Le plus souvent, beaucoup de forêts - et pas toujours celles qui sont susceptibles d'être défrichées - servent toute l'année à faire pâturer les troupeaux : le sol, dépouillé de toute petite végétation (celle qui retient l'eau en surface), part à chaque grosse pluie.
Les pouvoirs royaux ou régionaux furent contraints d'établir des lois et des règlements partout où cela se révéla nécessaire pour limiter les dégâts.

Les outils
L'araire : charrue de bois dépourvue de roues. Elle creuse des sillons sans retourner la terre. Elle est efficace sur les sols légers mais insuffisante pour les terres humides, argileuses du nord.

Plus tardif : la charrue.
Pour que le grain germe bien, il faut apporter de l'oxygène à l'intérieur du sol et seule la charrue à versoir aère la terre en profondeur. C'est un outil coûteux qui contient du fer et nécessite la force un animal de trait. La charrue comporte trois outils :
- le coutre (couteau qui coupe la terre verticalement)
- le soc (coupe horizontalement en profondeur)
- le versoir (retourne la terre coupée sur le côté).

La herse

La houe

La faucille

Polycultures de céréales : seigle, blé, avoine, orge, millets.
Les céréales sont complétées dans l'alimentation par quelques légumineuses : fèves, pois, lentilles.

Dans les forêts on récolte pour le bétail autant que pour les hommes : glands, faînes, merises, pommes sauvages, nèfles, fruits de l'aubépine, cynorhodons, noisettes, prunelles, framboises, mures, fraises.
Le milleperthuis ou la marjolaine peuvent servir de condiment ou de remèdes.

Elevage : le porc est l'animal prédominant car il donne plus de viande par rapport à son poids. Tout se mange et sa chair grasse se conserve bien.

Des croisades, certains seigneurs ramènent les principes de l'irrigation. Ce qui fonctionne sous un soleil impitoyable et pour une terre aride fera des merveilles dans un climat plus tempéré.

La majorité de la main-d'oeuvre est louée. Manouvriers, gens de peine, sont embauchés suivant les travaux et les saisons. Leur recrutement se fait dans les régions proches des domaines. On trouve : laboureurs, faucheurs, moissonneurs, bergers, bûcherons.

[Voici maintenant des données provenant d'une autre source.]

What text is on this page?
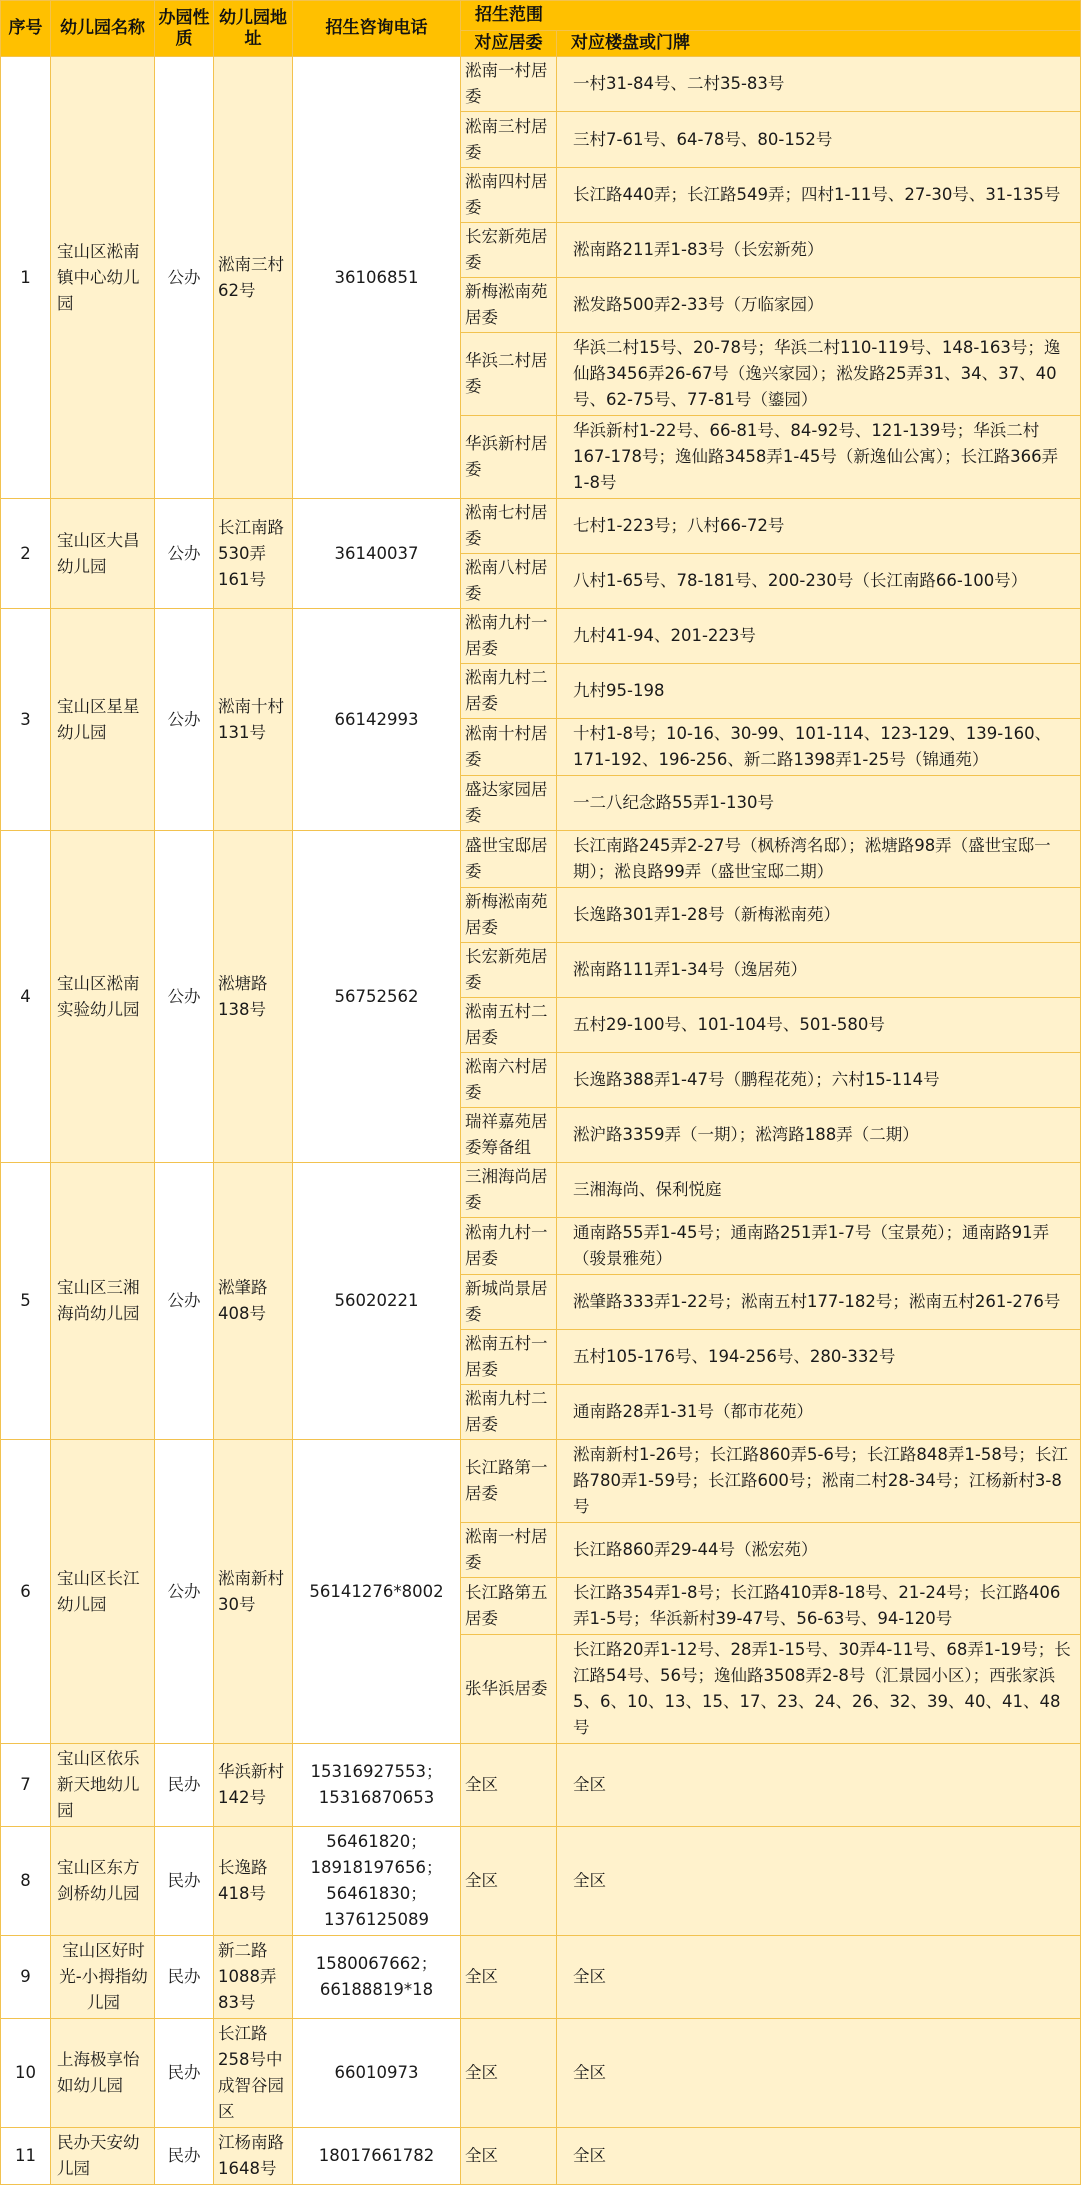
序号	幼儿园名称	办园性质	幼儿园地址	招生咨询电话	招生范围	
					对应居委	对应楼盘或门牌
1	宝山区淞南镇中心幼儿园	公办	淞南三村62号	36106851	淞南一村居委	一村31-84号、二村35-83号
					淞南三村居委	三村7-61号、64-78号、80-152号
					淞南四村居委	长江路440弄；长江路549弄；四村1-11号、27-30号、31-135号
					长宏新苑居委	淞南路211弄1-83号（长宏新苑）
					新梅淞南苑居委	淞发路500弄2-33号（万临家园）
					华浜二村居委	华浜二村15号、20-78号；华浜二村110-119号、148-163号；逸仙路3456弄26-67号（逸兴家园）；淞发路25弄31、34、37、40号、62-75号、77-81号（鎏园）
					华浜新村居委	华浜新村1-22号、66-81号、84-92号、121-139号；华浜二村167-178号；逸仙路3458弄1-45号（新逸仙公寓）；长江路366弄1-8号
2	宝山区大昌幼儿园	公办	长江南路530弄161号	36140037	淞南七村居委	七村1-223号；八村66-72号
					淞南八村居委	八村1-65号、78-181号、200-230号（长江南路66-100号）
3	宝山区星星幼儿园	公办	淞南十村131号	66142993	淞南九村一居委	九村41-94、201-223号
					淞南九村二居委	九村95-198
					淞南十村居委	十村1-8号；10-16、30-99、101-114、123-129、139-160、171-192、196-256、新二路1398弄1-25号（锦通苑）
					盛达家园居委	一二八纪念路55弄1-130号
4	宝山区淞南实验幼儿园	公办	淞塘路138号	56752562	盛世宝邸居委	长江南路245弄2-27号（枫桥湾名邸）；淞塘路98弄（盛世宝邸一期）；淞良路99弄（盛世宝邸二期）
					新梅淞南苑居委	长逸路301弄1-28号（新梅淞南苑）
					长宏新苑居委	淞南路111弄1-34号（逸居苑）
					淞南五村二居委	五村29-100号、101-104号、501-580号
					淞南六村居委	长逸路388弄1-47号（鹏程花苑）；六村15-114号
					瑞祥嘉苑居委筹备组	淞沪路3359弄（一期）；淞湾路188弄（二期）
5	宝山区三湘海尚幼儿园	公办	淞肇路408号	56020221	三湘海尚居委	三湘海尚、保利悦庭
					淞南九村一居委	通南路55弄1-45号；通南路251弄1-7号（宝景苑）；通南路91弄（骏景雅苑）
					新城尚景居委	淞肇路333弄1-22号；淞南五村177-182号；淞南五村261-276号
					淞南五村一居委	五村105-176号、194-256号、280-332号
					淞南九村二居委	通南路28弄1-31号（都市花苑）
6	宝山区长江幼儿园	公办	淞南新村30号	56141276*8002	长江路第一居委	淞南新村1-26号；长江路860弄5-6号；长江路848弄1-58号；长江路780弄1-59号；长江路600号；淞南二村28-34号；江杨新村3-8号
					淞南一村居委	长江路860弄29-44号（淞宏苑）
					长江路第五居委	长江路354弄1-8号；长江路410弄8-18号、21-24号；长江路406弄1-5号；华浜新村39-47号、56-63号、94-120号
					张华浜居委	长江路20弄1-12号、28弄1-15号、30弄4-11号、68弄1-19号；长江路54号、56号；逸仙路3508弄2-8号（汇景园小区）；西张家浜5、6、10、13、15、17、23、24、26、32、39、40、41、48号
7	宝山区依乐新天地幼儿园	民办	华浜新村142号	15316927553；15316870653	全区	全区
8	宝山区东方剑桥幼儿园	民办	长逸路418号	56461820；18918197656；56461830；1376125089	全区	全区
9	宝山区好时光-小拇指幼儿园	民办	新二路1088弄83号	1580067662；66188819*18	全区	全区
10	上海极享怡如幼儿园	民办	长江路258号中成智谷园区	66010973	全区	全区
11	民办天安幼儿园	民办	江杨南路1648号	18017661782	全区	全区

Le fumier est l'un des seuls fertilisants que l'on connaisse à cette époque. Il est si précieux que l'abbé de Saint Denis demande à ses paysans - entre autres redevances - des pots de fientes de pigeons.
On ne peut pas augmenter les troupeaux pour avoir plus de fumier. Nourrir du bétail nécessite des pâturages et toute la surface de la terre sert aux céréales destinées aux hommes. De plus, boeufs et moutons mangent du foin pendant l'hiver . Mais ce fourrage est une denrée de luxe réservée aux chevaux des seigneurs.
Le cheval est un animal noble. il vaut trop cher en général pour tirer la charrue. Jusqu'à la fin du Moyen Age ce sont les boeufs que l'on attelle. Dans les régions pauvres c'est l'homme qui pousse l'araire.

Corvées, taxes et impots.
Le seigneur fait payer cher sa protection, d'abord sous forme de corvées :
- curer les fossés,
- empierrer les chemins
- rentrer du bois,
- rentrer du fourrage...

Puis à mesure que l'argent circule mieux, les corvées sont remplacées par les redevances :
- la taille (sert à payer la protection du seigneur). Elle apparaît après 1050. C'est un impôt direct. A partir du XIV° siècle, la taille devient un impôt royal.
- Les aides (taxes sur le transport des marchandises)
- le cens et le champart (forment le loyer de la terre). Pour avoir le droit de s'installer et de vivre sur la terre d'un seigneur, le paysan paie deux sortes de redevances. Le cens qui est fixe et le champart, calculé en fonction de la récolte ; plus celle-ci est bonne, plus le paysan paie cher.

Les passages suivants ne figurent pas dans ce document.